Honesty: the Key to Changing Patients’ Thinking about “Dentists” – Part I

What do you think of when you hear the words “dentist’s office”?

As a dentist, you probably don’t see the words as intimidating at all – but to the average person there’s often an automatic negative reaction – whether it be because of a bad experience as a child, a phobia, or just fear of the unknown. This leads to many people putting off dental care, and being extremely hesitant about making an appointment or following through with treatment.

The mysteriousness of the typical dental office doesn’t help. A patient calls to make an appointment and asks what might be involved – and gets what they feel is a run-around. “Well, we can’t say without actually seeing you, sir- the dentist will need to evaluate you.”

This leads to more feelings of doubt and distrust, even though the practice appointment scheduler isn’t trying to dissemble; there’s no way a diagnosis can be made over the phone, but the patient still feels unsure and wary.

So, how does your practice overcome this overwhelming knee jerk reaction to the idea of visiting the dentist, and convince patients that a trip to your office is something to be welcomed rather than feared?

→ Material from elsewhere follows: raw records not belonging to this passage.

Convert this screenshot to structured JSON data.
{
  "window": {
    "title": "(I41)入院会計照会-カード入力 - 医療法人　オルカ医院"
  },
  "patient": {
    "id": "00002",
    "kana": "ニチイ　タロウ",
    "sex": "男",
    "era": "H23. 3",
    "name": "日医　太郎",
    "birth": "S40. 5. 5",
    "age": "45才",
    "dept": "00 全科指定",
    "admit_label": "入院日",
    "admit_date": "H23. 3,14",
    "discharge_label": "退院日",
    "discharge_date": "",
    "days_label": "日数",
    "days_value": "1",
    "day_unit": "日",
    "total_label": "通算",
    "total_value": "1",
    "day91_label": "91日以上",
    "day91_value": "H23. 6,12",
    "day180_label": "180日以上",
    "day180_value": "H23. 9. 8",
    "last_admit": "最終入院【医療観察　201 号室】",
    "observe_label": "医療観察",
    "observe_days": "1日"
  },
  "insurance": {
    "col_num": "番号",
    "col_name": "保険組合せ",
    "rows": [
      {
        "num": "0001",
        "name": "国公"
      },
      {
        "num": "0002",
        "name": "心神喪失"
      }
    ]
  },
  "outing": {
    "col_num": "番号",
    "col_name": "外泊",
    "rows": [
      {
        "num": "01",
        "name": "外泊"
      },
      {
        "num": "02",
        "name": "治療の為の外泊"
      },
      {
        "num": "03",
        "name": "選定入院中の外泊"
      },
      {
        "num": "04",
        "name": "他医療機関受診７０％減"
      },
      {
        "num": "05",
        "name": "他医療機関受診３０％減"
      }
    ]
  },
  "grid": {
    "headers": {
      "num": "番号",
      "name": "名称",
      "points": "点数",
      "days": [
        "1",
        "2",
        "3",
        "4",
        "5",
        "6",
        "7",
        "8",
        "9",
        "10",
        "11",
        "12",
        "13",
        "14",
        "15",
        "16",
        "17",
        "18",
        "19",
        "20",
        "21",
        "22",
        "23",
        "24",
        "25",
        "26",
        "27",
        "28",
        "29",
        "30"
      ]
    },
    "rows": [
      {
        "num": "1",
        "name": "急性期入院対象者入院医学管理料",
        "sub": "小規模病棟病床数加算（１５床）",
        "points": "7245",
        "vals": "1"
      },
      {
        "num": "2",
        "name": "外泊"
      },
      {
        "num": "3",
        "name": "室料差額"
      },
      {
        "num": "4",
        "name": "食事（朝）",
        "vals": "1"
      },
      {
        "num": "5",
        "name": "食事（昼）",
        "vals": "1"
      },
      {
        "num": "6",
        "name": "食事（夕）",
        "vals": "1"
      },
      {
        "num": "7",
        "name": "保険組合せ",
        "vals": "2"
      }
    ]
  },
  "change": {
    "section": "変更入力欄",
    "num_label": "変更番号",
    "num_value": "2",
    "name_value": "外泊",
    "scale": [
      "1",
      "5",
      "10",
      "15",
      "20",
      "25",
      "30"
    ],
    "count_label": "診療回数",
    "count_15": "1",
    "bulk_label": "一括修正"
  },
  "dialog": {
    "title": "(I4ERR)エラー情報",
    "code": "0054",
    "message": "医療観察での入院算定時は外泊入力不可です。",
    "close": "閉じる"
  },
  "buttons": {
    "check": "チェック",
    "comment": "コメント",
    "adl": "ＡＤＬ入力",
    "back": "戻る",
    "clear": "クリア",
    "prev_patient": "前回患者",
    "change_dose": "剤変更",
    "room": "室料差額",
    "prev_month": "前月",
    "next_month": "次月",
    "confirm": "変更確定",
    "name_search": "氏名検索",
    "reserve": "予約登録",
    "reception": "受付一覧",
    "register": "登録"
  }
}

The answer is simple – honesty.

In his spectacular Ted Talk “The Honest Economy,” Marcus Sheridan talks about how CarMax revolutionized the world of used car sales when they managed to convince consumers to let go of their negative pre-conception of a “used car salesman” (oily, sleazy, and out to trick you).

CarMax accepted that their entire industry up to that point had been run incorrectly, and set about changing the approach to make consumers trust them – by providing trustworthy, verifiable information about the vehicles, their pricing, accident and maintenance histories, a five day return policy, and so on. Used car buyers now see CarMax as honest and trustworthy.

Even McDonalds was able to turn their image of being “unhealthy fast food” around by starting to include the caloric content of each value meal right on the menu board under the pricing. Of course, the caloric content of the food is still the same – that is to say, not exactly healthy – but the perceived honesty of the company makes consumers more likely to say they “trust” McDonalds and they are more likely to visit the restaurant because it has “earned” their trust.

Dentists can adopt this “honest economy” approach for dentistry. Rather than being afraid to answer questions over the phone, on your website, or through your social media pages, answer them – in great detail! – instead. You can do this through several approaches:

Ÿ  Your team. Whoever answers the phone or fronts the reception area should be able to discuss possibilities of treatment and pricing openly and honestly with patients. Have printed materials available for waiting patients to peruse and don’t be afraid to talk about “ifs”.

Ÿ  Your website. You can answer so many questions right on your site, including the cost of procedures, the recovery time, the methods you use to keep patients comfortable and the type of pain management you provide.

Ÿ  Social Media. You can constantly share information and tips on your Facebook Page. The more information you give your potential patients, the more likely they are to trust you.

Let’s talk about the cost of care for a minute. Since dental insurance is hard to come by, and hasn’t kept pace with the actual cost of care (meaning out of pocket costs even for the insured) this is often one a chief concern for patients.

Many dentists don’t want to share any cost of care information, even in conjecture, before an appointment – because what if the patient thinks the amount is too high and calls another dentist? Alternately, what if you quote a lower estimate to sound competitive, and when you actually see the patient  they require much more work than expected and they feel that you weren’t honest?

The short answer to this is that, as Fred Joyal eloquently points out in his own treatise on transparency, if your dental practice is competing solely on price, you’re definitely doing it wrong. Your practice doesn’t just offer procedure “A” for cost “B”. You have to include “C” – that elusive something that your practice offers – but your competitor doesn’t. “C” is what your brand is all about.

Sometimes, “C” is as simple as just being willing to TALK to your patients. If they feel like they are getting a ballpark idea of the cost of their various options, even with the understanding that a dentist will have to see their mouth to make an accurate diagnosis and treatment plan, they appreciate the honesty and transparency.